Of course, the relevance of these comparisons relies on comparability between the ratings on bonds and those on CLO tranches.

CLOs: Finding Relative Value in the Age of Covid-19

It’s worth recalling that we saw much wider spreads earlier this year — in March and April — and that the contraction of CLO spreads since then is working its way through the capital structure, tranche by tranche. If the trend continues, BB tranches should be next.
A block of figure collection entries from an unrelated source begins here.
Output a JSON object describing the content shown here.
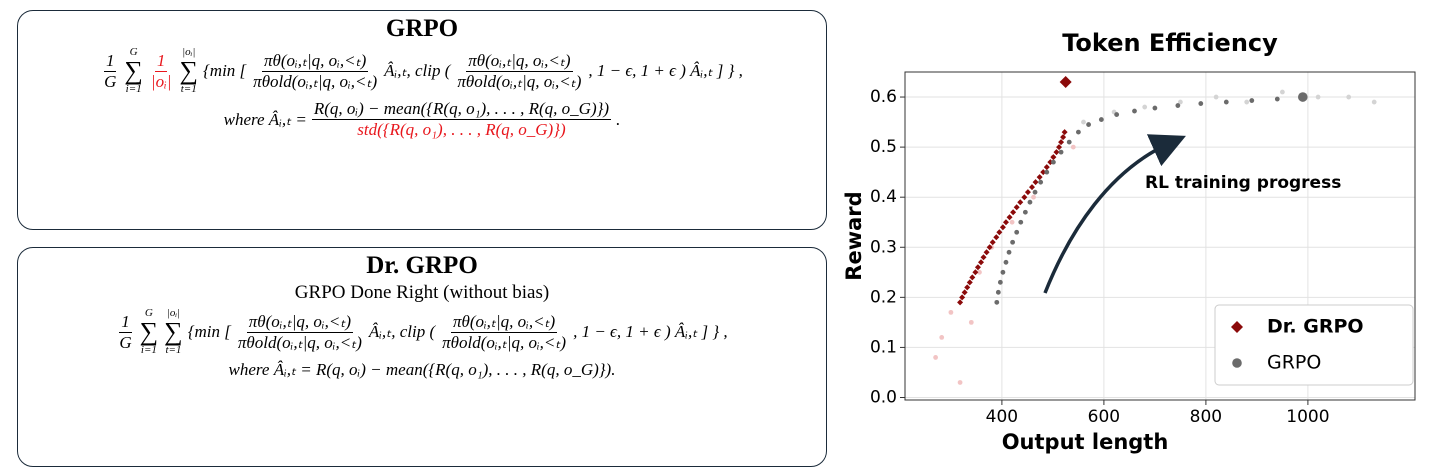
{
  "grpo": {
    "title": "GRPO",
    "lines": [
      [
        {
          "num": "1",
          "den": "G"
        },
        {
          "top": "G",
          "sign": "∑",
          "bottom": "i=1"
        },
        {
          "num": "1",
          "den": "|oᵢ|",
          "color": "#e8161c"
        },
        {
          "top": "|oᵢ|",
          "sign": "∑",
          "bottom": "t=1"
        },
        "{min [",
        {
          "num": "πθ(oᵢ,ₜ|q, oᵢ,<ₜ)",
          "den": "πθold(oᵢ,ₜ|q, oᵢ,<ₜ)"
        },
        "Âᵢ,ₜ, clip (",
        {
          "num": "πθ(oᵢ,ₜ|q, oᵢ,<ₜ)",
          "den": "πθold(oᵢ,ₜ|q, oᵢ,<ₜ)"
        },
        ", 1 − ϵ, 1 + ϵ ) Âᵢ,ₜ ] } ,"
      ],
      [
        "where Âᵢ,ₜ =",
        {
          "num": "R(q, oᵢ) − mean({R(q, o₁), . . . , R(q, o_G)})",
          "den": "std({R(q, o₁), . . . , R(q, o_G)})",
          "den_color": "#e8161c"
        },
        "."
      ]
    ]
  },
  "dr_grpo": {
    "title": "Dr. GRPO",
    "subtitle": "GRPO Done Right (without bias)",
    "lines": [
      [
        {
          "num": "1",
          "den": "G"
        },
        {
          "top": "G",
          "sign": "∑",
          "bottom": "i=1"
        },
        {
          "top": "|oᵢ|",
          "sign": "∑",
          "bottom": "t=1"
        },
        "{min [",
        {
          "num": "πθ(oᵢ,ₜ|q, oᵢ,<ₜ)",
          "den": "πθold(oᵢ,ₜ|q, oᵢ,<ₜ)"
        },
        "Âᵢ,ₜ, clip (",
        {
          "num": "πθ(oᵢ,ₜ|q, oᵢ,<ₜ)",
          "den": "πθold(oᵢ,ₜ|q, oᵢ,<ₜ)"
        },
        ", 1 − ϵ, 1 + ϵ ) Âᵢ,ₜ ] } ,"
      ],
      [
        "where Âᵢ,ₜ = R(q, oᵢ) − mean({R(q, o₁), . . . , R(q, o_G)})."
      ]
    ]
  },
  "chart_data": {
    "type": "scatter",
    "title": "Token Efficiency",
    "xlabel": "Output length",
    "ylabel": "Reward",
    "annotation": "RL training progress",
    "xlim": [
      210,
      1210
    ],
    "ylim": [
      -0.005,
      0.65
    ],
    "xticks": [
      400,
      600,
      800,
      1000
    ],
    "yticks": [
      {
        "value": 0,
        "label": "0.0"
      },
      0.1,
      0.2,
      0.3,
      0.4,
      0.5,
      0.6
    ],
    "grid": true,
    "legend": "lower right",
    "series": [
      {
        "name": "Dr. GRPO",
        "color": "#8b0a0a",
        "marker": "diamond",
        "legend_bold": true,
        "highlight_last": true,
        "x": [
          318,
          322,
          327,
          332,
          337,
          342,
          348,
          353,
          359,
          364,
          370,
          376,
          382,
          389,
          395,
          402,
          408,
          415,
          422,
          429,
          436,
          444,
          451,
          459,
          466,
          474,
          481,
          488,
          495,
          501,
          507,
          512,
          516,
          520,
          523,
          525
        ],
        "values": [
          0.19,
          0.2,
          0.21,
          0.22,
          0.23,
          0.24,
          0.25,
          0.26,
          0.27,
          0.28,
          0.29,
          0.3,
          0.31,
          0.32,
          0.33,
          0.34,
          0.35,
          0.36,
          0.37,
          0.38,
          0.39,
          0.4,
          0.41,
          0.42,
          0.43,
          0.44,
          0.45,
          0.46,
          0.47,
          0.48,
          0.49,
          0.5,
          0.51,
          0.52,
          0.53,
          0.63
        ],
        "faint_color": "#f2c4c4",
        "faint_x": [
          270,
          282,
          300,
          318,
          340,
          356,
          380,
          420,
          462,
          500,
          520,
          540
        ],
        "faint_values": [
          0.08,
          0.12,
          0.17,
          0.03,
          0.15,
          0.25,
          0.3,
          0.35,
          0.4,
          0.48,
          0.52,
          0.5
        ]
      },
      {
        "name": "GRPO",
        "color": "#6b6b6b",
        "marker": "circle",
        "legend_bold": false,
        "highlight_last": true,
        "x": [
          390,
          393,
          397,
          402,
          408,
          414,
          421,
          429,
          437,
          446,
          455,
          465,
          476,
          488,
          501,
          516,
          532,
          550,
          570,
          595,
          625,
          660,
          700,
          745,
          790,
          840,
          890,
          940,
          990
        ],
        "values": [
          0.19,
          0.21,
          0.23,
          0.25,
          0.27,
          0.29,
          0.31,
          0.33,
          0.35,
          0.37,
          0.39,
          0.41,
          0.43,
          0.45,
          0.47,
          0.49,
          0.51,
          0.53,
          0.545,
          0.555,
          0.565,
          0.572,
          0.578,
          0.583,
          0.587,
          0.59,
          0.593,
          0.596,
          0.6
        ],
        "faint_color": "#d4d4d4",
        "faint_x": [
          560,
          620,
          680,
          750,
          820,
          880,
          950,
          1020,
          1080,
          1130
        ],
        "faint_values": [
          0.55,
          0.57,
          0.58,
          0.59,
          0.6,
          0.59,
          0.61,
          0.6,
          0.6,
          0.59
        ]
      }
    ]
  }
}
These unusually large yield differentials, as well as the continued recovery in high yield bond and senior loan markets, should drive investors to pay closer attention to CLOs. We feel CLOs are likely to remain relatively protected from losses even if defaults pick up and recovery rates decline. In the vast majority of CLOs, we expect credit losses to be absorbed entirely by the equity tranche investors. The debt tranches are protected by not only overcollateralization, but also by excess spread and additional overcollateralization expected to be built by future investment into discounted loans. If CLO debt tranches benefited from just today’s levels of overcollateralization, we would not be comfortable with the prospects for many junior CLO debt tranches. Given the clearer understanding of today’s market dynamics and headwinds, as mentioned before, we believe we are better able today to identify attractive opportunities in this environment than we were a few months ago.



ENDNOTES

1 S&P Global Ratings.
2 U.S. spreads data from ICE BofA indices and JPM CLO Post Crisis indices. European spreads data from Citigroup Global Markets and ICE Data Services.